Deciphering the post-transcriptional mechanisms (PTM) regulating gene expression is critical to understand the dynamics underlying transcriptomic regulation in cancer. Alternative polyadenylation (APA)—regulation of mRNA 3′UTR length by alternating poly(A) site usage—is a key PTM mechanism whose comprehensive analysis in cancer remains an important open challenge. Here we use a method and analysis pipeline that sequences 3′end-enriched RNA directly to overcome the saturation limitation of traditional 5′–3′ based sequencing. We comprehensively map the APA landscape in lung cancer in a cohort of 98 tumor/non-involved tissues derived from European American and African American patients. We identify a global shortening of 3′UTR transcripts in lung cancer, with notable functional implications on the expression of both coding and noncoding genes. We find that APA of non-coding RNA transcripts (long non-coding RNAs and microRNAs) is a recurrent event in lung cancer and discover that the selection of alternative polyA sites is a form of non-coding RNA expression control. Our results indicate that mRNA transcripts from EAs are two times more likely than AAs to undergo APA in lung cancer. Taken together, our findings comprehensively map and identify the important functional role of alternative polyadenylation in determining transcriptomic heterogeneity in lung cancer.

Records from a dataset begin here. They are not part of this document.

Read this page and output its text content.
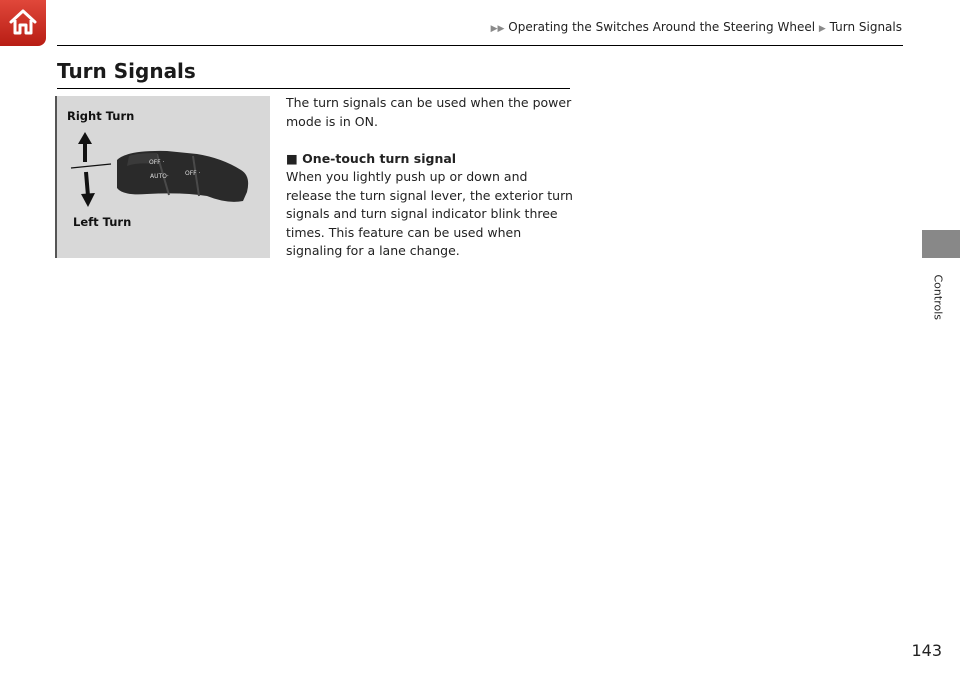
▶▶ Operating the Switches Around the Steering Wheel ▶ Turn Signals
Turn Signals
Right Turn
Left Turn
OFF ·
AUTO·	OFF ·

The turn signals can be used when the power mode is in ON.

■ One-touch turn signal

When you lightly push up or down and release the turn signal lever, the exterior turn signals and turn signal indicator blink three times. This feature can be used when signaling for a lane change.

Controls
143
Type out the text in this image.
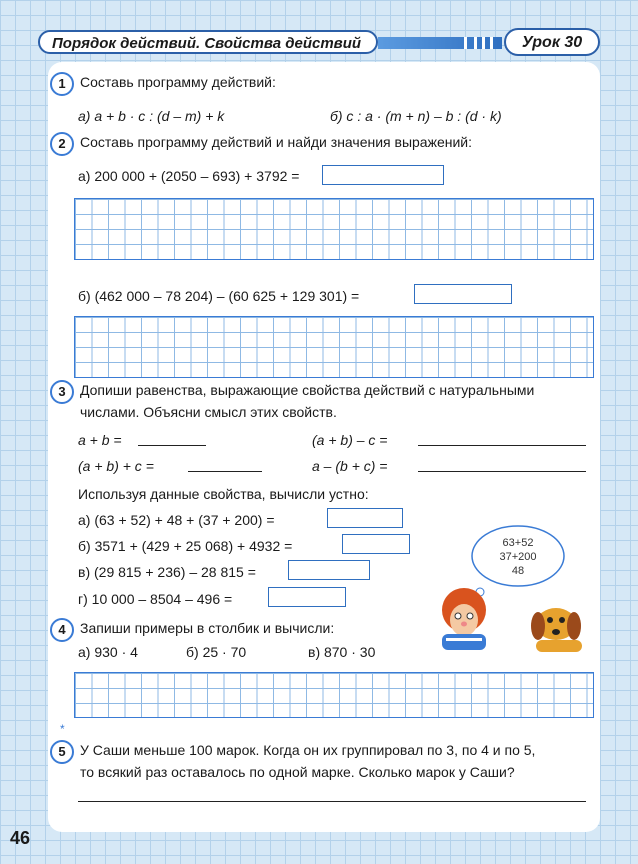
Порядок действий. Свойства действий	Урок 30
1	Составь программу действий:
а) a + b · c : (d – m) + k	б) c : a · (m + n) – b : (d · k)
2	Составь программу действий и найди значения выражений:
а) 200 000 + (2050 – 693) + 3792 =
б) (462 000 – 78 204) – (60 625 + 129 301) =
3	Допиши равенства, выражающие свойства действий с натуральными
числами. Объясни смысл этих свойств.
a + b =	(a + b) – c =
(a + b) + c =	a – (b + c) =
Используя данные свойства, вычисли устно:
а) (63 + 52) + 48 + (37 + 200) =
б) 3571 + (429 + 25 068) + 4932 =
в) (29 815 + 236) – 28 815 =
г) 10 000 – 8504 – 496 =
63+52
37+200
48
4	Запиши примеры в столбик и вычисли:
а) 930 · 4	б) 25 · 70	в) 870 · 30
*
5	У Саши меньше 100 марок. Когда он их группировал по 3, по 4 и по 5,
то всякий раз оставалось по одной марке. Сколько марок у Саши?
46
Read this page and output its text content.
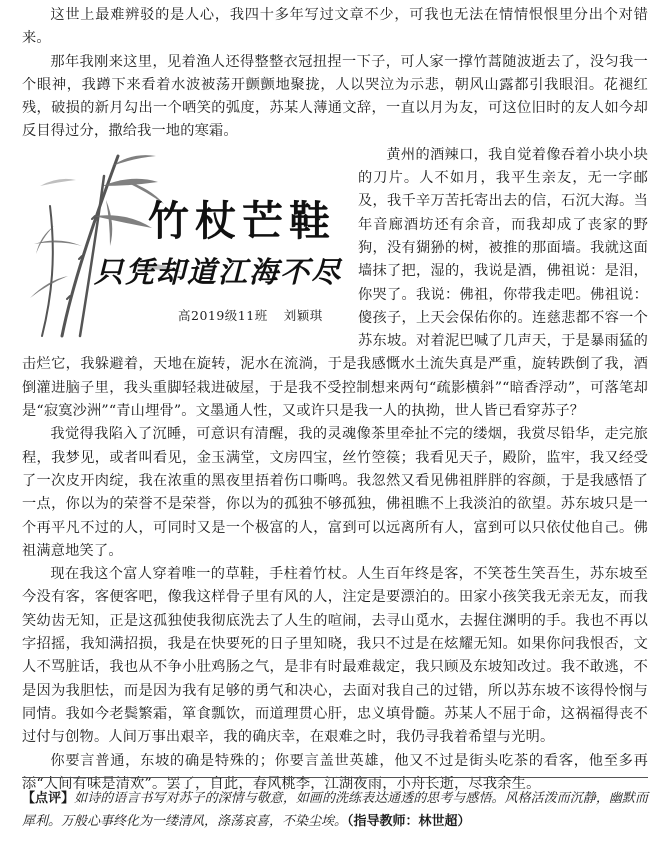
这世上最难辨驳的是人心，我四十多年写过文章不少，可我也无法在情情恨恨里分出个对错来。

那年我刚来这里，见着渔人还得整整衣冠扭捏一下子，可人家一撑竹蒿随波逝去了，没匀我一个眼神，我蹲下来看着水波被荡开颤颤地聚拢，人以哭泣为示悲，朝风山露都引我眼泪。花褪红残，破损的新月勾出一个哂笑的弧度，苏某人薄通文辞，一直以月为友，可这位旧时的友人如今却反目得过分，撒给我一地的寒霜。

竹杖芒鞋
只凭却道江海不尽
高2019级11班 刘颖琪

黄州的酒辣口，我自觉着像吞着小块小块的刀片。人不如月，我平生亲友，无一字邮及，我千辛万苦托寄出去的信，石沉大海。当年音廊酒坊还有余音，而我却成了丧家的野狗，没有猢狲的树，被推的那面墙。我就这面墙抹了把，湿的，我说是酒，佛祖说：是泪，你哭了。我说：佛祖，你带我走吧。佛祖说：傻孩子，上天会保佑你的。连慈悲都不容一个苏东坡。对着泥巴喊了几声天，于是暴雨猛的击烂它，我躲避着，天地在旋转，泥水在流淌，于是我感慨水土流失真是严重，旋转跌倒了我，酒倒灌进脑子里，我头重脚轻栽进破屋，于是我不受控制想来两句“疏影横斜”“暗香浮动”，可落笔却是“寂寞沙洲”“青山埋骨”。文墨通人性，又或许只是我一人的执拗，世人皆已看穿苏子？

我觉得我陷入了沉睡，可意识有清醒，我的灵魂像茶里牵扯不完的缕烟，我赏尽铅华，走完旅程，我梦见，或者叫看见，金玉满堂，文房四宝，丝竹箜篌；我看见天子，殿阶，监牢，我又经受了一次皮开肉绽，我在浓重的黑夜里捂着伤口嘶鸣。我忽然又看见佛祖胖胖的容颜，于是我感悟了一点，你以为的荣誉不是荣誉，你以为的孤独不够孤独，佛祖瞧不上我淡泊的欲望。苏东坡只是一个再平凡不过的人，可同时又是一个极富的人，富到可以远离所有人，富到可以只依仗他自己。佛祖满意地笑了。

现在我这个富人穿着唯一的草鞋，手柱着竹杖。人生百年终是客，不笑苍生笑吾生，苏东坡至今没有客，客便客吧，像我这样骨子里有风的人，注定是要漂泊的。田家小孩笑我无亲无友，而我笑幼齿无知，正是这孤独使我彻底洗去了人生的喧闹，去寻山觅水，去握住渊明的手。我也不再以字招摇，我知满招损，我是在快要死的日子里知晓，我只不过是在炫耀无知。如果你问我恨否，文人不骂脏话，我也从不争小肚鸡肠之气，是非有时最难裁定，我只顾及东坡知改过。我不敢逃，不是因为我胆怯，而是因为我有足够的勇气和决心，去面对我自己的过错，所以苏东坡不该得怜悯与同情。我如今老鬓繁霜，箪食瓢饮，而道理贯心肝，忠义填骨髓。苏某人不屈于命，这祸福得丧不过付与创物。人间万事出艰辛，我的确庆幸，在艰难之时，我仍寻我着希望与光明。

你要言普通，东坡的确是特殊的；你要言盖世英雄，他又不过是街头吃茶的看客，他至多再添“人间有味是清欢”。罢了，自此，春风桃李，江湖夜雨，小舟长逝，尽我余生。

【点评】如诗的语言书写对苏子的深情与敬意，如画的洗练表达通透的思考与感悟。风格活泼而沉静，幽默而犀利。万般心事终化为一缕清风，涤荡哀喜，不染尘埃。（指导教师：林世超）
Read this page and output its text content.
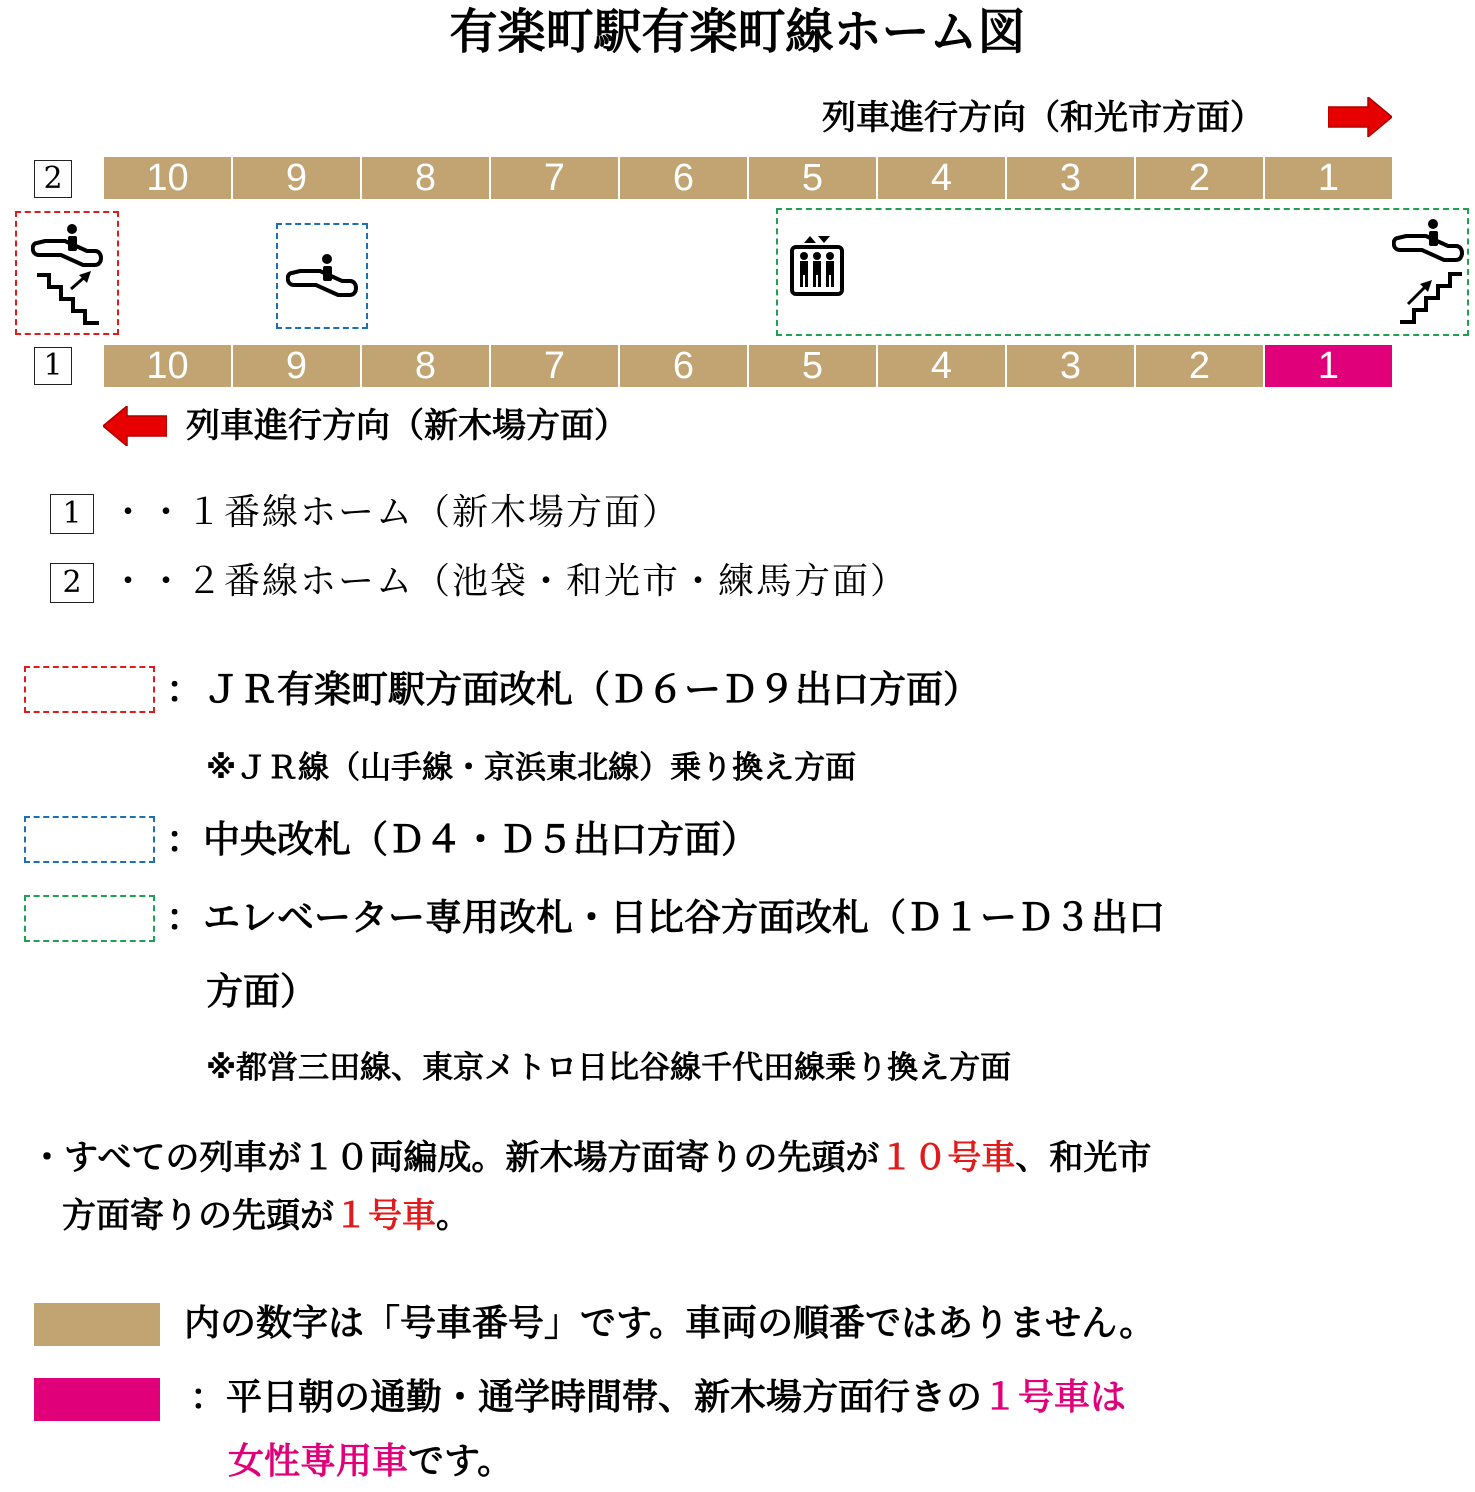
有楽町駅有楽町線ホーム図
列車進行方向（和光市方面）
2	10	9	8	7	6	5	4	3	2	1
1	10	9	8	7	6	5	4	3	2	1
列車進行方向（新木場方面）
1 ・・１番線ホーム（新木場方面）
2 ・・２番線ホーム（池袋・和光市・練馬方面）
：ＪＲ有楽町駅方面改札（Ｄ６ーＤ９出口方面）
※ＪＲ線（山手線・京浜東北線）乗り換え方面
：中央改札（Ｄ４・Ｄ５出口方面）
：エレベーター専用改札・日比谷方面改札（Ｄ１ーＤ３出口
方面）
※都営三田線、東京メトロ日比谷線千代田線乗り換え方面
・すべての列車が１０両編成。新木場方面寄りの先頭が１０号車、和光市
方面寄りの先頭が１号車。
内の数字は「号車番号」です。車両の順番ではありません。
：平日朝の通勤・通学時間帯、新木場方面行きの１号車は
女性専用車です。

破译转录后机制（PTM）调节基因表达对于理解癌症转录组调节的动态至关重要。替代多腺苷酸化 (APA)——通过交替使用 Poly(A) 位点来调节 mRNA 3'UTR 长度——是一种关键的 PTM 机制，其在癌症中的综合分析仍然是一个重要的开放挑战。在这里，我们使用直接对 3' 末端富集 RNA 进行测序的方法和分析流程，以克服传统 5'–3' 测序的饱和限制。我们全面绘制了来自欧洲裔美国人和非裔美国人患者的 98 个肿瘤/非相关组织队列中肺癌的 APA 情况。我们发现肺癌中 3'UTR 转录本的整体缩短，对编码和非编码基因的表达具有显着的功能影响。我们发现非编码RNA转录本（长非编码RNA和microRNA）的APA是肺癌中反复发生的事件，并发现替代polyA位点的选择是非编码RNA表达控制的一种形式。我们的结果表明，来自 EA 的 mRNA 转录本在肺癌中进行 APA 的可能性是 AA 的两倍。总而言之，我们的研究结果全面绘制并确定了替代多腺苷酸化在确定肺癌转录组异质性中的重要功能作用。